Several individual risk factors for COVID-19 disease mortality have been postulated, including male sex, age, pollution, co-morbidty and ethnicity.
The influence and interactions of these factors across Great Britain, and in different care settings, is unknown. Relationship of these factors to deaths unrelated to COVID-19 have also yet to be explored.
In this ecological study of local authority death rates, air pollution was a significant risk factors for mortality from COVID-19 across all care settings. Air temperature, however, was protective.
Local authority being in Scottish was a significant risk factor for COVID-19 related deaths in the care home setting.
Local authority having a higher proportion of people from black, Asian and minority ethnic groups was a significant risk factor for COVID-19 related deaths in the hospital setting.

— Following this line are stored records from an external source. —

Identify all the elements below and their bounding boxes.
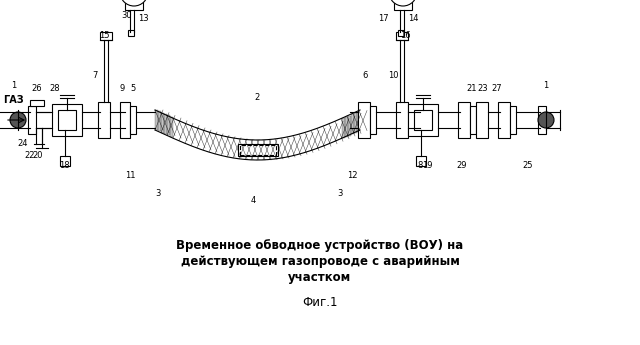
Circle shape [538, 112, 554, 128]
Bar [52, 104, 82, 136]
Text: участком: участком [289, 270, 351, 284]
Bar [28, 106, 36, 134]
Text: 8: 8 [417, 160, 422, 169]
Bar [351, 114, 354, 134]
Bar [239, 145, 275, 155]
Text: 15: 15 [99, 30, 109, 39]
Bar [345, 117, 348, 137]
Bar [125, 0, 143, 10]
Text: 13: 13 [138, 13, 148, 22]
Text: 16: 16 [400, 30, 410, 39]
Bar [348, 116, 351, 136]
Bar [458, 102, 470, 138]
Text: 27: 27 [492, 83, 502, 92]
Text: 6: 6 [362, 70, 368, 79]
Text: 24: 24 [18, 138, 28, 148]
Text: действующем газопроводе с аварийным: действующем газопроводе с аварийным [180, 255, 460, 267]
Circle shape [10, 112, 26, 128]
Text: 4: 4 [250, 196, 255, 205]
Text: 3: 3 [156, 188, 161, 197]
Bar [58, 110, 76, 130]
Bar [164, 114, 167, 134]
Text: 10: 10 [388, 70, 398, 79]
Bar [128, 30, 134, 36]
Bar [98, 102, 110, 138]
Circle shape [389, 0, 417, 6]
Text: 28: 28 [50, 83, 60, 92]
Bar [358, 102, 370, 138]
Bar [414, 110, 432, 130]
Bar [100, 32, 112, 40]
Bar [396, 32, 408, 40]
Text: 25: 25 [523, 160, 533, 169]
Text: 2: 2 [254, 92, 260, 101]
Bar [398, 30, 404, 36]
Circle shape [120, 0, 148, 6]
Text: 22: 22 [25, 150, 35, 159]
Text: 20: 20 [33, 150, 44, 159]
Bar [342, 118, 345, 138]
Text: 17: 17 [378, 13, 388, 22]
Bar [60, 156, 70, 166]
Text: 19: 19 [422, 160, 432, 169]
Bar [170, 117, 173, 137]
Text: 9: 9 [120, 83, 125, 92]
Bar [237, 144, 278, 156]
Text: 11: 11 [125, 170, 135, 179]
Bar [510, 106, 516, 134]
Text: 5: 5 [131, 83, 136, 92]
Text: 21: 21 [467, 83, 477, 92]
Bar [476, 102, 488, 138]
Bar [158, 111, 161, 131]
Bar [370, 106, 376, 134]
Text: 26: 26 [32, 83, 42, 92]
Text: 18: 18 [59, 160, 69, 169]
Text: Временное обводное устройство (ВОУ) на: Временное обводное устройство (ВОУ) на [177, 238, 463, 252]
Bar [416, 156, 426, 166]
Bar [470, 106, 476, 134]
Text: 1: 1 [12, 80, 17, 89]
Text: 14: 14 [408, 13, 419, 22]
Bar [357, 111, 360, 131]
Text: 3: 3 [337, 188, 342, 197]
Bar [155, 110, 158, 130]
Bar [408, 104, 438, 136]
Text: 7: 7 [92, 70, 98, 79]
Text: 1: 1 [543, 80, 548, 89]
Bar [538, 106, 546, 134]
Text: 12: 12 [347, 170, 357, 179]
Text: Фиг.1: Фиг.1 [302, 296, 338, 309]
Text: 29: 29 [457, 160, 467, 169]
Bar [120, 102, 130, 138]
Bar [130, 106, 136, 134]
Bar [394, 0, 412, 10]
Bar [354, 113, 357, 133]
Bar [30, 100, 44, 106]
Bar [498, 102, 510, 138]
Text: 23: 23 [477, 83, 488, 92]
Text: ГАЗ: ГАЗ [3, 95, 24, 105]
Text: 30: 30 [122, 10, 132, 20]
Bar [396, 102, 408, 138]
Bar [167, 116, 170, 136]
Bar [161, 112, 164, 132]
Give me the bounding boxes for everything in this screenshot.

This study highlights the value of open access data in driving research and informing public policy.
Data Availability
Data and code are openly available via the link provided.
Funding Sources
SPL is funded by a Clinical Academic Fellowship from the Chief Scientist Office, Scotland (CAF/19/04). JC is funded by the Wellcome Trust (104025/Z/14/Z). The funders had no direct role in this study.
Ethics Statement
Ethical approval was not required for this ecological study utilising open data sources.
Transparency Statement
SPL conceptualised, analysed the data and wrote the manuscript. DJL analysed the data and wrote the manuscript. JH, RU, JC and GG critically evaluated and revised the manuscript. BC and PKM analysed the data and critically evaluated and revised the manuscript. The corresponding author attests that all listed authors meet authorship criteria and that no others meeting the criteria have been omitted. This publication is the work of the authors who will serve as guarantors for the contents of this paper.
Conflicts of Interest
The authors have no conflicts to declare.